“Nothing about us without us.”

-G.J. Strangler and M. Shirk (2004). On Their Own: What Happens to Kids When They Age Out of the Foster Care System. Westview Press. p 260.

Youth engagement is a process that offers meaningful participation and opportunities for youth to take responsibility and take leadership while working in partnership with others who value, respect, and share power with them.

The Inter-Council Network’s national context analysis of public engagement in Canada identified youth engagement as an integral component of public engagement. Primary, secondary, and postsecondary students, as well as youth more broadly, were among the top five target audiences of organizations’ public engagement efforts in Canada.
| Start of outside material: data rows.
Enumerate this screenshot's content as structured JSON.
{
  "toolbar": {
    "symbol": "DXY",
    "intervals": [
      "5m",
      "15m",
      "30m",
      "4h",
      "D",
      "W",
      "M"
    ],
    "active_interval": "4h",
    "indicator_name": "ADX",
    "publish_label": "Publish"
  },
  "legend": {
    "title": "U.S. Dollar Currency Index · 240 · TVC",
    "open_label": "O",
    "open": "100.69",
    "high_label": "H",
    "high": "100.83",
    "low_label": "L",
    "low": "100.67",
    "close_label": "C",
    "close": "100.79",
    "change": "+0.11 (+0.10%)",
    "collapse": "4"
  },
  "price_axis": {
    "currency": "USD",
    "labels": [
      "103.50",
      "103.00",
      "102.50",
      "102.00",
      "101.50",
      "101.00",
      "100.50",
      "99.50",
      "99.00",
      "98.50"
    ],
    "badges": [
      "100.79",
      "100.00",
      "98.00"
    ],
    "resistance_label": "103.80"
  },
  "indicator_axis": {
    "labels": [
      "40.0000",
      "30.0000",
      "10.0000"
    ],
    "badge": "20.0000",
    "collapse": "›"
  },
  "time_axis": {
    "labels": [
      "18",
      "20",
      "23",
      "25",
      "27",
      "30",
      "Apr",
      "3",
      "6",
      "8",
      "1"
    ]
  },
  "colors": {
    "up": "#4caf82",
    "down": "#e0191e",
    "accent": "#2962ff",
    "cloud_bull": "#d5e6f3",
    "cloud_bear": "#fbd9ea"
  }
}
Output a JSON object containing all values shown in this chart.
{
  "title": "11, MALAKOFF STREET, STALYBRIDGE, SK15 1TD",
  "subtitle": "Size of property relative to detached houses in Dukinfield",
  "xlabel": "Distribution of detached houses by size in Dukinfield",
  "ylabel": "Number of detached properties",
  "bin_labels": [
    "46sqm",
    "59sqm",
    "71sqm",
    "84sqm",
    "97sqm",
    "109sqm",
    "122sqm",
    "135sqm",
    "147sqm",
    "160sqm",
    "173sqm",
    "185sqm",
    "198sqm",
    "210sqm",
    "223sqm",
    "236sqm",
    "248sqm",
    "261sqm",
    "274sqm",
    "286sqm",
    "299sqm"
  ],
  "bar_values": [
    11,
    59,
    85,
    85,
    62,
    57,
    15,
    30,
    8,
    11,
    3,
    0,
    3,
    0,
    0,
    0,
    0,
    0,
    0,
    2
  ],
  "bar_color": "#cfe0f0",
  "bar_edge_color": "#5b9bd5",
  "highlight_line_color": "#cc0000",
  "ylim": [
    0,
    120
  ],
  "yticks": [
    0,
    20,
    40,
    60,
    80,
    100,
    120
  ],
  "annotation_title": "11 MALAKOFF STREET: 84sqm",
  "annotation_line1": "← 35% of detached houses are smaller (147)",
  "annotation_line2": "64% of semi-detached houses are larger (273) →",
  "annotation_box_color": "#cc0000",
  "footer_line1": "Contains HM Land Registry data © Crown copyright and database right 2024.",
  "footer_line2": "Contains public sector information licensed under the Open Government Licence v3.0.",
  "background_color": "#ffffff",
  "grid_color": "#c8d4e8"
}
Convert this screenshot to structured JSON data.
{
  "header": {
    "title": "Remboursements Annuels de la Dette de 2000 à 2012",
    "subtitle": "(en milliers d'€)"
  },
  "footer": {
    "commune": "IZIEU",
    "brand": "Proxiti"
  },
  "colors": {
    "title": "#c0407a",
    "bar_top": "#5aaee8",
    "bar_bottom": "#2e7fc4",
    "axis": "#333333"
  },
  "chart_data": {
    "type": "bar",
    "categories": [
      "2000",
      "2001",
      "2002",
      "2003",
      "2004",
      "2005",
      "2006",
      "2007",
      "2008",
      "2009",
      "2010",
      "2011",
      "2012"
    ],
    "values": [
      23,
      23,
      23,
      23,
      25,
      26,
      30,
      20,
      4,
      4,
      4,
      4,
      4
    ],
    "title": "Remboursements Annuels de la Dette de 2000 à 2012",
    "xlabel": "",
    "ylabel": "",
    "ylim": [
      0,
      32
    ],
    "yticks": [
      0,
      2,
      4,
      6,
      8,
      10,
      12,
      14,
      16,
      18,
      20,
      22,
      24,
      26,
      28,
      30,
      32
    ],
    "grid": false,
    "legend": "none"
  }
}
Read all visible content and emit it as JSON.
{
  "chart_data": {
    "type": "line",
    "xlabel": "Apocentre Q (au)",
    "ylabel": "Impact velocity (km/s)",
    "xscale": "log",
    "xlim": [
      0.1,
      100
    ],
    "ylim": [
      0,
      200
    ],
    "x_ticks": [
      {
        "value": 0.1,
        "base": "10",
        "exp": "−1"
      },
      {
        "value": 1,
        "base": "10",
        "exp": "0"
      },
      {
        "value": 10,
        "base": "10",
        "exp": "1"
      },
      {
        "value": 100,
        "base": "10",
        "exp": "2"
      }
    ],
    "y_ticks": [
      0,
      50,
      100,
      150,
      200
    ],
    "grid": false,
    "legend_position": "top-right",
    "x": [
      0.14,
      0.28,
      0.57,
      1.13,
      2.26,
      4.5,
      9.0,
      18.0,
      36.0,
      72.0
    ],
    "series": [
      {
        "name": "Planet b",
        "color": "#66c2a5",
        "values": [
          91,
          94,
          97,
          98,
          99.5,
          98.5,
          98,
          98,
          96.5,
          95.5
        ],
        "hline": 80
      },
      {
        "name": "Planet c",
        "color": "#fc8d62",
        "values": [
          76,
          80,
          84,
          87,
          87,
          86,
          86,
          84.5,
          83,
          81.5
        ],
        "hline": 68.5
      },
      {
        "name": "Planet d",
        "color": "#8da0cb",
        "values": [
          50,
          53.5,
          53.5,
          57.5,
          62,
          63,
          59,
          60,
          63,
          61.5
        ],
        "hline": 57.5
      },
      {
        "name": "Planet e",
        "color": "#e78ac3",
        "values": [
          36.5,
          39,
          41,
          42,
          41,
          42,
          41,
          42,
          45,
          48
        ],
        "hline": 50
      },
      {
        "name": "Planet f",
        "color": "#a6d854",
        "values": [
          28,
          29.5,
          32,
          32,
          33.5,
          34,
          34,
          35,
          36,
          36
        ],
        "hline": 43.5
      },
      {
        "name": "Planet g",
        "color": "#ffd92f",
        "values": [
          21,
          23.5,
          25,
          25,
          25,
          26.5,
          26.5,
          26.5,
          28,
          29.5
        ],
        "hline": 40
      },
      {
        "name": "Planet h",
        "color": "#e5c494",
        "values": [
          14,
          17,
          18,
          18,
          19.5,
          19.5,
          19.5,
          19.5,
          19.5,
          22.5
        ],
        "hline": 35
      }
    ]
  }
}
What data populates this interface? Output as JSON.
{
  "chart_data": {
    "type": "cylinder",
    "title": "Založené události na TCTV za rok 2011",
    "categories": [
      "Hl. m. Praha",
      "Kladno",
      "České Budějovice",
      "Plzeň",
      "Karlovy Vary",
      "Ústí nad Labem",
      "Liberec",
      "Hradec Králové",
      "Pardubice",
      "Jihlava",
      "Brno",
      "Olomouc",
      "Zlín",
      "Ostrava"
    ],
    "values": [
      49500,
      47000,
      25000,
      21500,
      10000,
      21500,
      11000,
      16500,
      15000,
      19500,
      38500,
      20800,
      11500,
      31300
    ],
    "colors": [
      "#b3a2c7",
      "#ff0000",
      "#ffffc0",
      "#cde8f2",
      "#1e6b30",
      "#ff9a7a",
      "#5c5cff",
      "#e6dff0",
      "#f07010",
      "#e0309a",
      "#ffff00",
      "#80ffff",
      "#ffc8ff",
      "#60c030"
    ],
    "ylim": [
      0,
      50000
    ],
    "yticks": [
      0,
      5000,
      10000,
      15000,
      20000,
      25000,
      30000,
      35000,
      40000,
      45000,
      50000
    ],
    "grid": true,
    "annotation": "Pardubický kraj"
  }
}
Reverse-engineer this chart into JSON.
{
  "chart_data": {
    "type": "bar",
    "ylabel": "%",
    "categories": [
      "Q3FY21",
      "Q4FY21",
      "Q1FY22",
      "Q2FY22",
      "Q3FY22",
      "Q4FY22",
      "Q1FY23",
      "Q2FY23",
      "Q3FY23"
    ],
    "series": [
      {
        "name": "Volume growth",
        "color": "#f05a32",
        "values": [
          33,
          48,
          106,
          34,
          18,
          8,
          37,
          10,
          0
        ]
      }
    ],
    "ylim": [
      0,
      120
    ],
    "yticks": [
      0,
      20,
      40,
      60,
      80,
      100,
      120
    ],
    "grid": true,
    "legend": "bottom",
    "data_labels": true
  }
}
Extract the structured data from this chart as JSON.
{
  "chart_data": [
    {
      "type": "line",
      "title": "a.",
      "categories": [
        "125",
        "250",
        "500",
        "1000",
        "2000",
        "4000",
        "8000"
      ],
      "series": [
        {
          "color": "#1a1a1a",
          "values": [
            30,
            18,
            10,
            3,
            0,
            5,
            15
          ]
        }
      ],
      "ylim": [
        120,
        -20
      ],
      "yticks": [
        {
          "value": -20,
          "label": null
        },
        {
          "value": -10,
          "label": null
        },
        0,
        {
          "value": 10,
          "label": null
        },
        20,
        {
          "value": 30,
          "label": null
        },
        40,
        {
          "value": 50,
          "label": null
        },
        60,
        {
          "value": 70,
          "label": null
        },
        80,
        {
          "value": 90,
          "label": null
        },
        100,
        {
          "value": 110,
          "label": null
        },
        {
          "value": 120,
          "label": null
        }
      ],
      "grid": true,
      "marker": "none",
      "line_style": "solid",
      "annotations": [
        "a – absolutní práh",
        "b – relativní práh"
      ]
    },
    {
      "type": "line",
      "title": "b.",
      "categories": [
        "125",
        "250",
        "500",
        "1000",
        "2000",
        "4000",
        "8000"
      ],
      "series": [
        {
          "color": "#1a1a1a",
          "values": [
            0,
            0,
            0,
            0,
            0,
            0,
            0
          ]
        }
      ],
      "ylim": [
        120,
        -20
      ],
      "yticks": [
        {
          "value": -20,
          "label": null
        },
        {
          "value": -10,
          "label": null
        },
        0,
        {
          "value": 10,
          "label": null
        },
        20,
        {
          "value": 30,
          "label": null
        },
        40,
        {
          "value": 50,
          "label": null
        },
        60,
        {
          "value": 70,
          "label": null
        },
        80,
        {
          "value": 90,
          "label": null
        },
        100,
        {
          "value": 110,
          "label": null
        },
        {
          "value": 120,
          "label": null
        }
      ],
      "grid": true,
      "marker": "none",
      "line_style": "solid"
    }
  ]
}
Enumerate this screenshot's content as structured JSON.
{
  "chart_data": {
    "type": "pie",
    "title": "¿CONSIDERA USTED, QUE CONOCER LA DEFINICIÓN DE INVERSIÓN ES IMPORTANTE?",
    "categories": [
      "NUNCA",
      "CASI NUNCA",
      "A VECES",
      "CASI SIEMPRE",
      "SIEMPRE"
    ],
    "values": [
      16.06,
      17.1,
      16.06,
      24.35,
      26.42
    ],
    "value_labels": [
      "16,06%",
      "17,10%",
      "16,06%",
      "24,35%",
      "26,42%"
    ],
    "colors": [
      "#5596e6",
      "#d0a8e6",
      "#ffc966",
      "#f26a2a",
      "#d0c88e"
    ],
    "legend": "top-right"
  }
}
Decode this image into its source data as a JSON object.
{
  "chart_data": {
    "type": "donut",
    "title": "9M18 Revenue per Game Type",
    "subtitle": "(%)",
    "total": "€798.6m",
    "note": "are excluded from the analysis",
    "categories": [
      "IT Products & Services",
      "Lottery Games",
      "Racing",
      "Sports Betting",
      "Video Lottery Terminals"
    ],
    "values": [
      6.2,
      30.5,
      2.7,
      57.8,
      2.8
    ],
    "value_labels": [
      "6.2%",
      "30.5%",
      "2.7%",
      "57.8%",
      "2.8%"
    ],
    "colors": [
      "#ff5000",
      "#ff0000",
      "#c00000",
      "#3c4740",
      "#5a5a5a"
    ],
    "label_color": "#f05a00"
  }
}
This identification of youth engagement as a priority focus of the international development sector has helped to open space for critical reflection and discussion around the effectiveness of youth engagement in Canada.

Youth have increased knowledge of the most pressing global issues of our time, including the compounded global economic, ecological, and socio-political crises. As a result, youth are experiencing anomie, the breakdown of the bonds between an individual and their community, through an uncertain financial future, lack of access to affordable education, lack of employment opportunities, inherited fiscal and ecological debt, and widespread passive citizenship and cynicism toward the democratic process.

The content of this toolkit that is specific to youth engagement aims to highlight the successes and challenges of youth engagement, as well as to showcase good practices, strategies, tools, and resources to support sustained youth-based public engagement efforts. The knowledge hub process allowed participants to disseminate the goals of youth-based public engagement.

Knowledge hub participants identified the following principles of good practice for sustained, cross-generational youth engagement:

  • Operate from an anti-oppressive perspective and provide youth with opportunities to develop an anti-oppressive lens;
  • Engage post-high-school and post-secondary-aged youth (18-30) in social change;
  • Support youth as they take care of themselves and each other;
  • Use arts-based programming as a method to engage a broader spectrum of youth;
  • Effectively use social media to engage youth;
  • Plan programs and projects that are accessible to all youth, especially to rural, at-promise, on-reserve, and under-engaged youth.
  • Sustain youth engagement by developing meaningful connections and relationships.

The youth-based knowledge hub participants operated from the following assumptions about good practices in engaging youth:

  • Privilege is an invisible backpack that we carry around. We do not always recognize the effects of oppression or do much to defend against them;
  • Opportunities for engagement often exist in structured environments like elementary and high schools, but structured programming for youth (aged 18-30) outside of these structures is difficult to find;
  • Generally, people have difficulty prioritizing taking care of themselves and finding balance in their work, volunteering, home, health (mental, physical, emotional, psychological), and social lives;
  • Using arts-based programming to express ideas, issues, feelings, and topics has proven to be a transformative method to engage youth;
  • To use social media to engage youth means being responsive to new opportunities and platforms;
  • Finding alternative ways to engage diverse groups of youth makes programming more accessible.
  • Internship programs are effective in sustaining youth engagement because they offer context and exposure to global issues that can be addressed at home and abroad. As a result, these types of youth engagement opportunities are often transformative.

The group also determined that the goals of fostering cross-generational understanding and provoking meaningful and sustained engagement were threads that seamlessly run through all the good practices of youth engagement. The most significant factor in engaging youth, which translates into sustained youth engagement, is that the actions must be youth-led and youth-focussed.

Improved cross-generational engagement involves finding ways that allow people from different generations to come together to share knowledge, questions, experiences, hopes and fears with the goal of becoming allies. Cross-generational understanding promotes a recognition that there are insights that can be learned from past social change work and that we can use that knowledge to deepen the work being done today. There is considerable and largely untapped potential inherent in having veterans of change and young people working together on social change efforts – young and old serving as society’s bookends, as it were.

“Because of the complexity and interconnected nature of the issues we face today, we need as many people involved in the collective work of social change as possible.”